The title of the work immediately brings to mind The Grapes of Wrath, a classic in the high school lit canon, which is a story of life and desperation during the Dust Bowl era. Tom Joad arrives back home after being released from prison only to find that his home town has been deserted. He sees a few handbills advertising hope in another land, California, and begins the sunset-chasing trek west in search of hope. Seeing on those roads all the others who have been seduced by the same handbills, he eventually realizes that the promise is not all that it was cut out to be.
(Interestingly, there is also story called the Grapes of Math, which is a spin-off parody that is part of the VeggieTales series. In a parable on forgiveness, a family of moody grapes comes to see the fruitlessness of their curmudgeonly ways, ending with the changing of their name to the “Grapes of Math.”)

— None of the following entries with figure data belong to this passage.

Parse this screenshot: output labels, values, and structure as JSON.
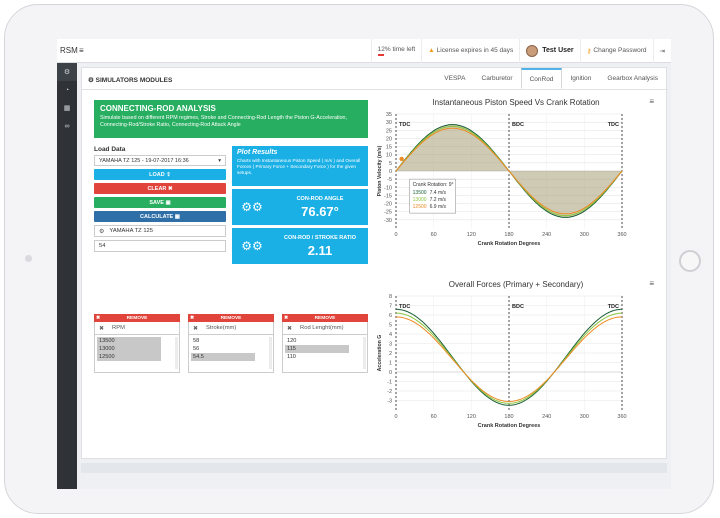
{
  "topbar": {
    "brand": "RSM",
    "time_left": "12% time left",
    "license": "License expires in 45 days",
    "user_name": "Test User",
    "change_password": "Change Password"
  },
  "module_title": "SIMULATORS MODULES",
  "tabs": [
    {
      "label": "VESPA",
      "active": false
    },
    {
      "label": "Carburetor",
      "active": false
    },
    {
      "label": "ConRod",
      "active": true
    },
    {
      "label": "Ignition",
      "active": false
    },
    {
      "label": "Gearbox Analysis",
      "active": false
    }
  ],
  "banner": {
    "title": "CONNECTING-ROD ANALYSIS",
    "text": "Simulate based on different RPM regimes, Stroke and Connecting-Rod Length the Piston G-Acceleration, Connecting-Rod/Stroke Ratio, Connecting-Rod Attack Angle"
  },
  "load": {
    "label": "Load Data",
    "selected": "YAMAHA TZ 125 - 19-07-2017 16:36",
    "load_btn": "LOAD",
    "clear_btn": "CLEAR",
    "save_btn": "SAVE",
    "calc_btn": "CALCULATE",
    "name_value": "YAMAHA TZ 125",
    "number_value": "54"
  },
  "plot_results": {
    "title": "Plot Results",
    "text": "Charts with Instantaneous Piston Speed ( m/s ) and Overall Forces ( Primary Force + Secondary Force ) for the given setups."
  },
  "metrics": [
    {
      "label": "CON-ROD ANGLE",
      "value": "76.67°"
    },
    {
      "label": "CON-ROD / STROKE RATIO",
      "value": "2.11"
    }
  ],
  "lists": [
    {
      "remove": "REMOVE",
      "placeholder": "RPM",
      "options": [
        "13500",
        "13000",
        "12500"
      ],
      "selected": [
        0,
        1,
        2
      ]
    },
    {
      "remove": "REMOVE",
      "placeholder": "Stroke(mm)",
      "options": [
        "58",
        "56",
        "54.5"
      ],
      "selected": [
        2
      ]
    },
    {
      "remove": "REMOVE",
      "placeholder": "Rod Lenght(mm)",
      "options": [
        "120",
        "115",
        "110"
      ],
      "selected": [
        1
      ]
    }
  ],
  "colors": {
    "series_1": "#1a5e35",
    "series_2": "#8cc63f",
    "series_3": "#f08a24",
    "blue": "#1ab0e6",
    "red": "#e0443a",
    "green": "#27ae60"
  },
  "chart_data": [
    {
      "type": "line",
      "title": "Instantaneous Piston Speed Vs Crank Rotation",
      "xlabel": "Crank Rotation Degrees",
      "ylabel": "Piston Velocity (m/s)",
      "xlim": [
        0,
        360
      ],
      "ylim": [
        -35,
        35
      ],
      "xticks": [
        0,
        60,
        120,
        180,
        240,
        300,
        360
      ],
      "yticks": [
        -30,
        -25,
        -20,
        -15,
        -10,
        -5,
        0,
        5,
        10,
        15,
        20,
        25,
        30,
        35
      ],
      "annotations": [
        {
          "x": 0,
          "label": "TDC"
        },
        {
          "x": 180,
          "label": "BDC"
        },
        {
          "x": 360,
          "label": "TDC"
        }
      ],
      "series": [
        {
          "name": "13500",
          "amplitude": 28.5
        },
        {
          "name": "13000",
          "amplitude": 27.4
        },
        {
          "name": "12500",
          "amplitude": 26.3
        }
      ],
      "tooltip": {
        "header": "Crank Rotation: 9°",
        "rows": [
          {
            "name": "13500",
            "value": "7.4 m/s"
          },
          {
            "name": "13000",
            "value": "7.2 m/s"
          },
          {
            "name": "12500",
            "value": "6.9 m/s"
          }
        ]
      }
    },
    {
      "type": "line",
      "title": "Overall Forces (Primary + Secondary)",
      "xlabel": "Crank Rotation Degrees",
      "ylabel": "Acceleration G",
      "xlim": [
        0,
        360
      ],
      "ylim": [
        -4,
        8
      ],
      "xticks": [
        0,
        60,
        120,
        180,
        240,
        300,
        360
      ],
      "yticks": [
        -3,
        -2,
        -1,
        0,
        1,
        2,
        3,
        4,
        5,
        6,
        7,
        8
      ],
      "annotations": [
        {
          "x": 0,
          "label": "TDC"
        },
        {
          "x": 180,
          "label": "BDC"
        },
        {
          "x": 360,
          "label": "TDC"
        }
      ],
      "series": [
        {
          "name": "13500",
          "peak": 6.6,
          "trough": -3.5
        },
        {
          "name": "13000",
          "peak": 6.2,
          "trough": -3.3
        },
        {
          "name": "12500",
          "peak": 5.8,
          "trough": -3.1
        }
      ]
    }
  ]
}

DanCoyote’s work, however, seems to have little to do with either of these historical antecedents. In giving it a title that easily calls to mind the stories of the American Canon, and then not talking to that canon at all, I think that DanCoyote is reinforcing exactly my point of the last post: that SL is a land of no antecedents—or, what ultimately amounts to the same thing, a land where antecedents become relative and thus irrelevant.
The only theme maintained is, perhaps, an acceptance of the rejection of nostalgia. The globs are purple like grapes, but there the connection ends. The “math” is perhaps speaking to the molecular structure of the standing work, but this changes the minute that an avatar approaches. In the material world, we need to see in order to believe. But in SL, nothing is as it seems, and the promise of what is seen can always be broken.